An ambitious plan by Kenya's government to give laptops to schoolchildren has been opposed by parents who say the money for the computers should instead go toward raising teachers' salaries and feeding children.
The program is bound to fail in a country that lacks enough teachers and where others strike regularly for better pay, Musau Ndunda of the Kenya National Association of Parents said Thursday.
Kenya currently has a shortfall of 40,000 teachers, and more than 200,000 teachers in public schools across the country are currently striking over unpaid housing, transport and hardship allowances promised 16 years ago.
Ndunda said Kenya also needs 42,000 classrooms. He said the money used for the laptops needs to be used to increase the number of children in the country's school feeding program, meant to help children from poor backgrounds to stay in school and improve their health and nutrition.
Currently teachers do not have the capacity to implement the laptop project because they have not been trained and the government has not developed a curriculum for the project, said Ndunda. He said there are worries that the laptops would be lost or stolen, citing the recent scandal in which 70 million textbooks in a free primary-school education program went missing.

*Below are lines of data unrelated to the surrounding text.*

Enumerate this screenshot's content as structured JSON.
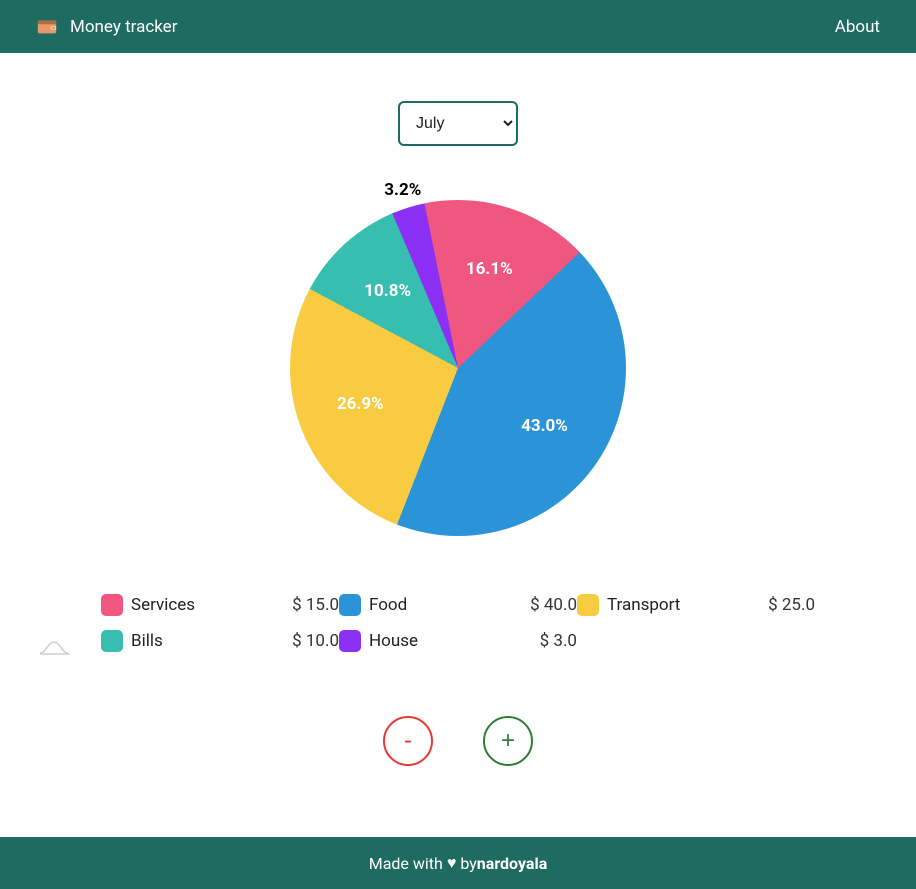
{
  "header": {
    "brand": "Money tracker",
    "nav_about": "About"
  },
  "month_selected": "July",
  "chart_data": {
    "type": "pie",
    "title": "",
    "series": [
      {
        "name": "Services",
        "amount": 15.0,
        "percent": 16.1,
        "color": "#ef5680"
      },
      {
        "name": "Food",
        "amount": 40.0,
        "percent": 43.0,
        "color": "#2b94d8"
      },
      {
        "name": "Transport",
        "amount": 25.0,
        "percent": 26.9,
        "color": "#f9cb40"
      },
      {
        "name": "Bills",
        "amount": 10.0,
        "percent": 10.8,
        "color": "#37beb0"
      },
      {
        "name": "House",
        "amount": 3.0,
        "percent": 3.2,
        "color": "#8c30f5"
      }
    ],
    "start_angle_deg": 348.5
  },
  "legend_rows": [
    [
      {
        "name": "Services",
        "amount": "$ 15.0",
        "color": "#ef5680"
      },
      {
        "name": "Food",
        "amount": "$ 40.0",
        "color": "#2b94d8"
      },
      {
        "name": "Transport",
        "amount": "$ 25.0",
        "color": "#f9cb40"
      }
    ],
    [
      {
        "name": "Bills",
        "amount": "$ 10.0",
        "color": "#37beb0"
      },
      {
        "name": "House",
        "amount": "$ 3.0",
        "color": "#8c30f5"
      }
    ]
  ],
  "actions": {
    "minus": "-",
    "plus": "+"
  },
  "footer": {
    "prefix": "Made with ",
    "heart": "♥",
    "by": " by ",
    "author": "nardoyala"
  }
}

"If they are able to lose such an amount of textbooks then with the laptops it might be worse," he said.
He wondered how the laptops will be safe in households among the country's poor, saying "you cannot keep such a gadget in your house if you don't have something to eat."
Stephen Mutoro, of the Consumer Federation of Kenya, said the though noble the laptop project was "not well thought out and was politicized beyond redemption."
President Uhuru Kenyatta proposed while campaigning that his government would give laptops to 1.2 million children who start school every year, part of a wider plan to make the East African country an Internet hub. Details of the program, which will cost the government $615 million in three years, have not been made public. It is set to start later this year.
Microsoft, through the Partners in Learning Schools program, in last five years had trained 32,600 teachers, whose impact was being felt by more than 1.8 million children, Louis Otieno of Microsoft Africa Initiatives said in a statement Thursday. He said the government has not reached a final agreement with Microsoft, which will implement the project.
Muthui Kariuki, the government spokesman, defended the laptop project, saying it was crucial to Kenya's goal of training a digital-savvy workforce.
"Anybody criticizing the idea is somebody who does not care about the future," he said. "We are in a digital age and from the young people we will train we will get the next managers of the 'silicon valley' spurring growth and creating jobs. Technology is the only remaining frontier."
Kenya's cabinet has approved the implementation of laptop program in schools, a statement from the Presidents Press Service said late Thursday.
The statement said the program will also see construction of storage facilities for computers in all schools, while the Ministry of Education will immediately embark on training teachers who will be responsible for teaching students how to use the computers.
The government will develop a curriculum for digital content in readiness for the roll out of the program in January, 2014 and Ministry of Energy and Petroleum will connect schools to electricity for the computer program.
The government will install solar energy panels to charge the laptops where there is no electricity, according to the statement.
The cost of the project was initially expected to cost $174 million (Kenya shillings 15 billion) in the first phase, the statement said and each laptop is expected to cost to $100.